HESI RN
Evolve HESI Medical Surgical Practice Exam Quizlet
1. Which of the following is a common cause of chronic obstructive pulmonary disease (COPD)?
- A. Smoking
- B. Asthma
- C. Allergies
- D. Chronic bronchitis
Correct answer: A
Rationale: Smoking is the correct answer as it is a well-established common cause of chronic obstructive pulmonary disease (COPD). Smoking leads to long-term damage to the lungs, contributing to the development of COPD. Choice B, asthma, is not a cause but a separate respiratory condition characterized by airway inflammation and hyperresponsiveness. Allergies, choice C, are not a direct cause of COPD but can exacerbate symptoms in individuals with existing COPD. Chronic bronchitis, choice D, is a type of COPD, not a cause of COPD itself, making it an incorrect choice in this context.
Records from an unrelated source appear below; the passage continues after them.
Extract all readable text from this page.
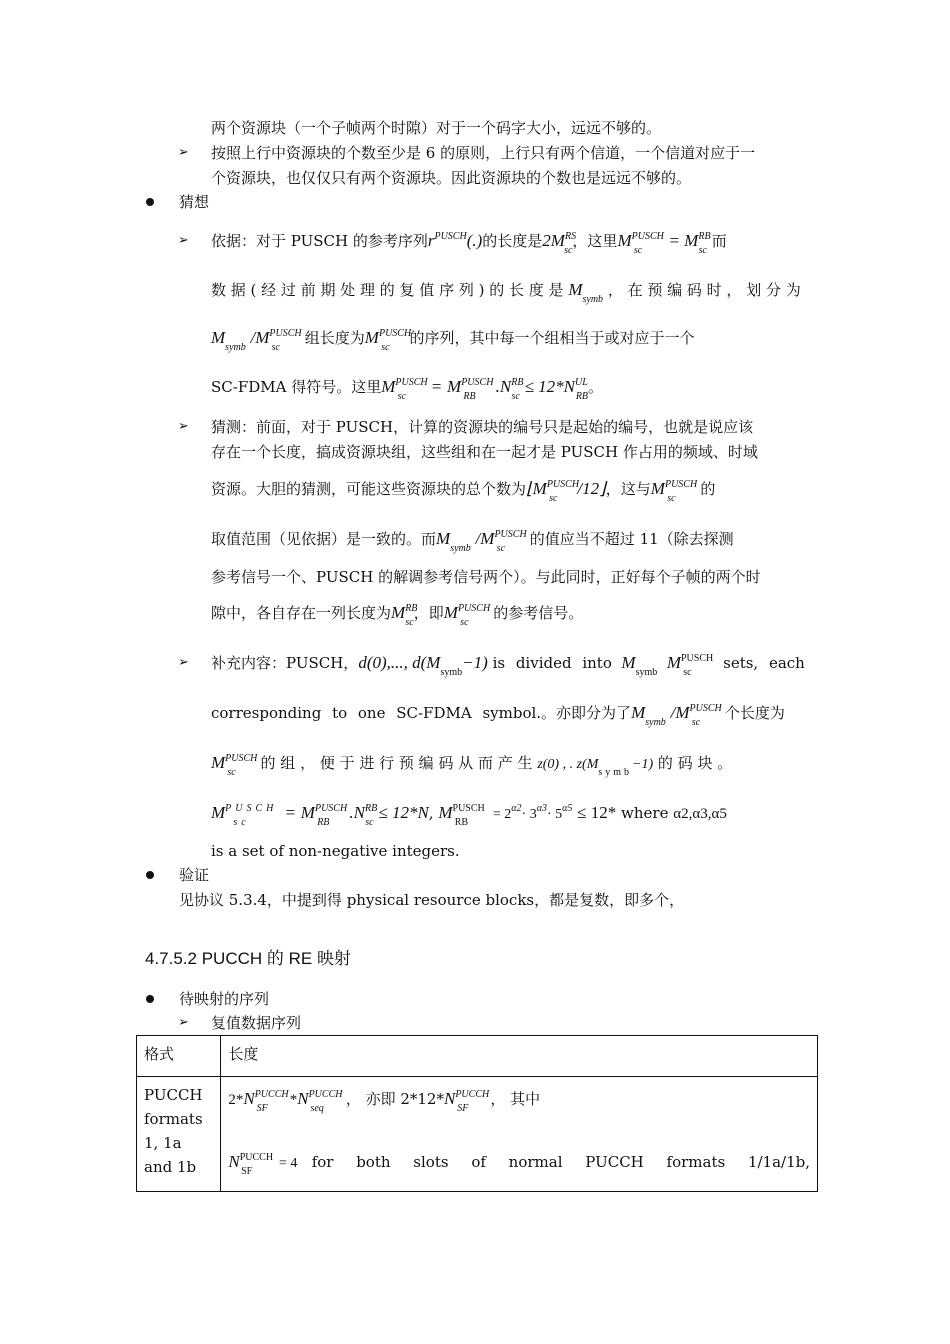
两个资源块（一个子帧两个时隙）对于一个码字大小，远远不够的。
➢ 按照上行中资源块的个数至少是 6 的原则，上行只有两个信道，一个信道对应于一
个资源块，也仅仅只有两个资源块。因此资源块的个数也是远远不够的。
猜想
➢ 依据：对于 PUSCH 的参考序列$r^{PUSCH}(.)$的长度是$2M^{RS}_{sc}$，这里$M^{PUSCH}_{sc} = M^{RB}_{sc}$ 而
数 据 ( 经 过 前 期 处 理 的 复 值 序 列 ) 的 长 度 是 $M_{symb}$ ， 在 预 编 码 时 ， 划 分 为
$M_{symb}$ $/M^{PUSCH}_{sc}$ 组长度为$M^{PUSCH}_{sc}$的序列，其中每一个组相当于或对应于一个
SC-FDMA 得符号。这里$M^{PUSCH}_{sc} = M^{PUSCH}_{RB}.N^{RB}_{sc} \le 12*N^{UL}_{RB}$。
➢ 猜测：前面，对于 PUSCH，计算的资源块的编号只是起始的编号，也就是说应该
存在一个长度，搞成资源块组，这些组和在一起才是 PUSCH 作占用的频域、时域
资源。大胆的猜测，可能这些资源块的总个数为$⌊M^{PUSCH}_{sc}/12⌋$，这与$M^{PUSCH}_{sc}$ 的
取值范围（见依据）是一致的。而$M_{symb}$ $/M^{PUSCH}_{sc}$ 的值应当不超过 11（除去探测
参考信号一个、PUSCH 的解调参考信号两个）。与此同时，正好每个子帧的两个时
隙中，各自存在一列长度为$M^{RB}_{sc}$，即$M^{PUSCH}_{sc}$ 的参考信号。
➢ 补充内容：PUSCH，d(0),..., $d(M_{symb}-1)$ is divided into $M_{symb}$  $M^{PUSCH}_{sc}$  sets, each
corresponding to one SC-FDMA symbol.。亦即分为了$M_{symb}$ $/M^{PUSCH}_{sc}$ 个长度为
$M^{PUSCH}_{sc}$ 的 组 ， 便 于 进 行 预 编 码 从 而 产 生 z(0) , . $z(M_{symb}-1)$ 的 码 块 。
$M^{PUSCH}_{sc} = M^{PUSCH}_{RB}.N^{RB}_{sc} \le 12*N$, $M^{PUSCH}_{RB} = 2^{\alpha 2}\cdot 3^{\alpha 3}\cdot 5^{\alpha 5} \le 12*$ where α2,α3,α5
is a set of non-negative integers.
验证
见协议 5.3.4，中提到得 physical resource blocks，都是复数，即多个，
4.7.5.2 PUCCH 的 RE 映射
待映射的序列
➢ 复值数据序列
格式	长度
PUCCH formats 1, 1a and 1b	$2*N^{PUCCH}_{SF}*N^{PUCCH}_{seq}$， 亦即 $2*12*N^{PUCCH}_{SF}$， 其中
$N^{PUCCH}_{SF} = 4$ for both slots of normal PUCCH formats 1/1a/1b,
2. A client diagnosed with a history of asthma and bronchitis arrives at the clinic with shortness of breath, productive cough with thickened, tenacious mucus, and the inability to walk up a flight of stairs without experiencing breathlessness. Which action is most important for the nurses to instruct the client about self-care?
- A. Call the clinic if undesirable side effects of medications occur
- B. Avoid crowded enclosed areas to reduce pathogen exposure
- C. Increase the daily intake of oral fluids to liquefy secretions
- D. Teach anxiety reduction methods for feelings of suffocation
Correct answer: C
Rationale: Increasing the daily intake of oral fluids is crucial for clients with asthma and bronchitis as it helps to liquefy thickened mucus, making it easier to clear the airways and manage symptoms. This self-care measure can improve the client's ability to breathe more effectively. Choice A is not the most immediate concern when addressing thickened mucus and breathing difficulties. While avoiding crowded areas is beneficial to prevent respiratory infections, it is not directly related to managing thickened secretions. Teaching anxiety reduction methods is important for overall well-being, but it does not directly address the physiological issue of thickened mucus in the airways.
3. The nurse is preparing to administer the first dose of hydrochlorothiazide (HydroDIURIL) 50 mg to a patient who has a blood pressure of 160/95 mm Hg. The nurse notes that the patient had a urine output of 200 mL in the past 12 hours. The nurse will perform which action?
- A. Administer the medication as ordered.
- B. Encourage the patient to drink more fluids.
- C. Hold the medication and request an order for serum BUN and creatinine.
- D. Request an order for serum electrolytes and administer the medication.
Correct answer: C
Rationale: The correct action is to hold the medication and request an order for serum BUN and creatinine. Thiazide diuretics, such as hydrochlorothiazide, are contraindicated in renal failure. In this case, the patient has oliguria, which is a reduced urine output, indicating potential renal insufficiency. Before administering the diuretic, it is crucial to evaluate the patient's renal function through serum BUN and creatinine levels. Encouraging the patient to drink more fluids (Choice B) may not address the underlying issue of renal function. Administering the medication as ordered (Choice A) without assessing renal function can be harmful. Requesting serum electrolytes and administering the medication (Choice D) overlooks the need for a specific evaluation of renal function in this scenario.
4. The nurse is providing discharge instructions to a client who is receiving prednisone 5 mg PO daily for a rash due to contact with poison ivy. Which symptoms should the nurse tell the client to report to the healthcare provider?
- A. Rapid weight gain
- B. Abdominal striae
- C. Moon faces
- D. Gastric irritation
Correct answer: A
Rationale: Rapid weight gain can indicate fluid retention, which is a serious side effect of prednisone and should be reported.
5. The client had a thyroidectomy 24 hours ago and reports experiencing numbness and tingling of the face. Which intervention should the nurse implement?
- A. Open and prepare the tracheostomy kit.
- B. Inspect the neck for an increase in swelling.
- C. Monitor for the presence of Chvostek's sign.
- D. Assess lung sounds for laryngeal stridor.
Correct answer: C
Rationale: The correct answer is C: Monitor for the presence of Chvostek's sign. Chvostek's sign is a clinical indicator of hypocalcemia, a common complication after thyroidectomy. Numbness and tingling around the face are associated with hypocalcemia due to potential damage to the parathyroid glands during surgery, leading to decreased calcium levels. Inspecting the neck for swelling (choice B) is important but does not directly address the presenting symptoms. Opening and preparing the tracheostomy kit (choice A) is not necessary based on the client's current symptoms. Assessing lung sounds for laryngeal stridor (choice D) is not directly related to the client's reported numbness and tingling of the face.